La satisfaction des besoins assure tout d’abord une place de
premier plan aux céréales, et notamment au blé. Toutes les discussions qui
naissent chaque année autour du prix du blé, depuis que celui-ci est fixé pour
toute la campagne, montrent le rôle que joue encore le pain symbolique dans la
vie de la nation. Il serait facile de démontrer que la part revenant au pain
dans l’alimentation s’amenuise peu à peu ; laissons ce sujet et revenons à
la place du blé dans l’ensemble des cultures.
L’évolution des rendements a permis d’envisager sans crainte
une réduction de la surface emblavée par rapport au passé, et tout au moins
dans une limite raisonnable, car il ne faut jamais oublier l’instabilité des
productions par unité de surface en raison des saisons ; d’autre part, la
position de pays exportateur prise par la France sur le plan mondial nous met
dans l’obligation de maintenir une situation moyenne excédentaire, afin de ne
pas avoir à recourir à des restrictions. Il faut donc que la politique agricole
du pays tienne compte de ces nécessités en assurant la sécurité aux producteurs
de blé.
Il est possible que, les progrès techniques aidant, des
aménagements différents apparaissent dans les exploitations qui consacraient au
blé une surface relativement importante. Des exemples montrent qu’une légère
extension des plantes dites sarclées et des cultures fourragères, loin de nuire
à la production totale du blé dans une ferme, se traduit par un relèvement tel
des rendements à l’hectare que le total est maintenu.
Les cultures de céréales dites secondaires paraissent
devenir moins stables ; on tendrait à réduire l’avoine et à augmenter
l’orge, mais, sur le plan général, ces modifications n’ont pas une importance
capitale, la rotation des cultures n’en subit pas une atteinte sérieuse, les
travaux se placent au même moment, les formules d’engrais ne diffèrent pas
beaucoup dans l’ensemble.
Le chapitre le plus mouvant est celui des cultures sarclées
et industrielles : c’est ici que le facteur économique joue au maximum.

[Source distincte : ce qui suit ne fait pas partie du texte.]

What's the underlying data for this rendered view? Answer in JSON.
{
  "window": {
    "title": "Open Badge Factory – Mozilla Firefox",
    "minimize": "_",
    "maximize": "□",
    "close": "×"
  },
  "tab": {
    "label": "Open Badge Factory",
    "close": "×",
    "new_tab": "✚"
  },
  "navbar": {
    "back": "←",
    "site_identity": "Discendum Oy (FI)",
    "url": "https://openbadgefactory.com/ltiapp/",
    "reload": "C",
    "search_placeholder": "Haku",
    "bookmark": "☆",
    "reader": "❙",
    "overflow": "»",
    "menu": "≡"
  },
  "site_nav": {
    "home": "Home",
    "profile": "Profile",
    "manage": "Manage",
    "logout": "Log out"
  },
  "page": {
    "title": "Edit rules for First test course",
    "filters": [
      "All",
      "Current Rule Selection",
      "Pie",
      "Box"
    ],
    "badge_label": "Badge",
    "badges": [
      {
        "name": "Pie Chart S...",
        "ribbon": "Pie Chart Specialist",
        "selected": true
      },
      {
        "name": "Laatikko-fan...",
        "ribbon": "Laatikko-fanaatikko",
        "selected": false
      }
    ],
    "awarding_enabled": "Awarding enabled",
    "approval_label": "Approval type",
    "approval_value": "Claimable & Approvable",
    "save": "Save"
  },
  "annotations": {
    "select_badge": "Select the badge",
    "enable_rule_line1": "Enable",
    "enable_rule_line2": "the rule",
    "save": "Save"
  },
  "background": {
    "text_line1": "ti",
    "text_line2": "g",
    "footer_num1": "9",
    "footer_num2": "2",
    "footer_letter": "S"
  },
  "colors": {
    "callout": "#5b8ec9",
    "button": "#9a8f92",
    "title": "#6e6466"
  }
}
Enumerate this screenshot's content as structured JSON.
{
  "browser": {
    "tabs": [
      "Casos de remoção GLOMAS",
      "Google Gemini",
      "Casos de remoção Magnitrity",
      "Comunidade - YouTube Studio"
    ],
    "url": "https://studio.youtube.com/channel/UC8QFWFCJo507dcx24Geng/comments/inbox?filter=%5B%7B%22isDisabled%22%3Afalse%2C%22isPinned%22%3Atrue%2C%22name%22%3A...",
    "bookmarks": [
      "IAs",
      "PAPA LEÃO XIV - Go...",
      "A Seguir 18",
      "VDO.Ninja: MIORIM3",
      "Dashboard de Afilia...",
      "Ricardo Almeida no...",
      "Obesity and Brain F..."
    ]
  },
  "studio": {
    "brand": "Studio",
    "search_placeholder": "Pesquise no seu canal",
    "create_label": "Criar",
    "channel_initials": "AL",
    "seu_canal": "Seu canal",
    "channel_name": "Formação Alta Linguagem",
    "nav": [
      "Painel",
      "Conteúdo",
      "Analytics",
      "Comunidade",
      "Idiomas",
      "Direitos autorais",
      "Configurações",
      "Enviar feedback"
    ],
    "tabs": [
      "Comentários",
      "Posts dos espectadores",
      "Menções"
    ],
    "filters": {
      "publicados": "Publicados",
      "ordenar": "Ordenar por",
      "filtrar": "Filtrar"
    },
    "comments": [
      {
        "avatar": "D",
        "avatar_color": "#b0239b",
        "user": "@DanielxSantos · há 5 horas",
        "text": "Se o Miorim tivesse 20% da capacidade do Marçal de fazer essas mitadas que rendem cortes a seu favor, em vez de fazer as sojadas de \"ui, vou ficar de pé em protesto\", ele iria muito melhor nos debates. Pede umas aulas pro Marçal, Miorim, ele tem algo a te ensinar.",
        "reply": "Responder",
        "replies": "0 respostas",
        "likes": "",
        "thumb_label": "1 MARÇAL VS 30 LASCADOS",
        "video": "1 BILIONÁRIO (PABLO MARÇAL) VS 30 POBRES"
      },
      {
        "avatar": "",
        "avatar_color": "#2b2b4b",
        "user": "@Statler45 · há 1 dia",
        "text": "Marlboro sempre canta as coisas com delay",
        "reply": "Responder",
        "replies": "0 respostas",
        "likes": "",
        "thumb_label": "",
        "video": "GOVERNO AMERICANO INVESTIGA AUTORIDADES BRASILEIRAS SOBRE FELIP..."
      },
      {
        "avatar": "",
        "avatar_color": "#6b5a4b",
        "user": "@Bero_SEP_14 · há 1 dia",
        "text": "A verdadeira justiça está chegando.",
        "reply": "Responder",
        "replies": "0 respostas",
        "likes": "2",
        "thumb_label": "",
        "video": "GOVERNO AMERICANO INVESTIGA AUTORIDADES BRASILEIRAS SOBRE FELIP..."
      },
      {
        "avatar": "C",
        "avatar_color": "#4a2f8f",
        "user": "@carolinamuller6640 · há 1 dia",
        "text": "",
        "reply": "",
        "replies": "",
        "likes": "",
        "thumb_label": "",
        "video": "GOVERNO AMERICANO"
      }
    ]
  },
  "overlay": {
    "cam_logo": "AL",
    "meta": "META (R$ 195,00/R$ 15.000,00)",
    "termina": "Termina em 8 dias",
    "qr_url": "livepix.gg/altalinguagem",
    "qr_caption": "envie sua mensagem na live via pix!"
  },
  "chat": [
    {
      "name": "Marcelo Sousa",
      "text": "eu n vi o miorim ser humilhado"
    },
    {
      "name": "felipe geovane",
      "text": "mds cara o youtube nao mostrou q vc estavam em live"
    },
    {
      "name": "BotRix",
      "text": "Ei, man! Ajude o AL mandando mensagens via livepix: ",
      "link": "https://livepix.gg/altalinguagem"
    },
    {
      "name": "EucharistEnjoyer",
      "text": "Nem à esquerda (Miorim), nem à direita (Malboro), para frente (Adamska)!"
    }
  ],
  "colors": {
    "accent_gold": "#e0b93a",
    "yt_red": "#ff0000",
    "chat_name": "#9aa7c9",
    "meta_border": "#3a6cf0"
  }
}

Grâce à une orientation sage, la betterave industrielle a affirmé ses surfaces,
l’augmentation est même envisagée le jour où une position nette serait prise
devant le problème de l’alcool carburant. La pomme de terre reprend une place
normale dictée par l’équilibre revenu dans l’alimentation générale ;
toutefois, il faut s’attendre à des soubresauts causés par l’incertitude des
prix, ainsi que par la répercussion des débouchés que trouve la pomme de terre
dans l’alimentation des porcs ou dans l’approvisionnement des féculeries.
Le chapitre des oléagineux est extrêmement curieux à
étudier ; des cultures pratiquement abandonnées ont rebondi sous la
pression des événements, le soutien assuré par les prix confirme l’intérêt du
débouché ; enfin, les modifications radicales apportées aux procédés de
culture donnent de l’aisance et de l’assurance aux cultivateurs. Faut-il signaler
le maintien du lin, la légère reprise du chanvre avec le travail industriel
sensiblement modifié. En fait, le cultivateur paraît sortir des formules
immuables et assouplir vraiment ses productions au rythme des circonstances
économiques.
Les productions fourragères se réveillent, non pas en
partant d’une surface sensiblement accrue, mais en s’appuyant sur des progrès
techniques les plus divers. Recherches des meilleures plantes, apport
systématique des engrais et, surtout, utilisation plus rationnelle des produits
en partant d’une récolte convenable précédant des procédés de conservation
améliorés. C’est donc de ce côté l’assurance d’une alimentation plus
rationnelle des animaux et, dans les recettes de la ferme, une part
relativement plus grande concernant les produits divers d’origine
animale ; cette conception satisfait l’orientation des besoins
alimentaires de la population et, en outre, après mise au point du genre de
marchandises à exporter, facilite la recherche de débouchés plus larges vers le
dehors. On dit volontiers : les exportations nous assurent des devises
pour acheter à l’extérieur ce que la production industrielle française ne peut
pas encore fournir ; en vérité, tenant compte des monnaies mal assurées,
il s’agit simplement de revenir à une balance commerciale satisfaisante en
adaptant le mouvement des marchandises aux besoins du moment.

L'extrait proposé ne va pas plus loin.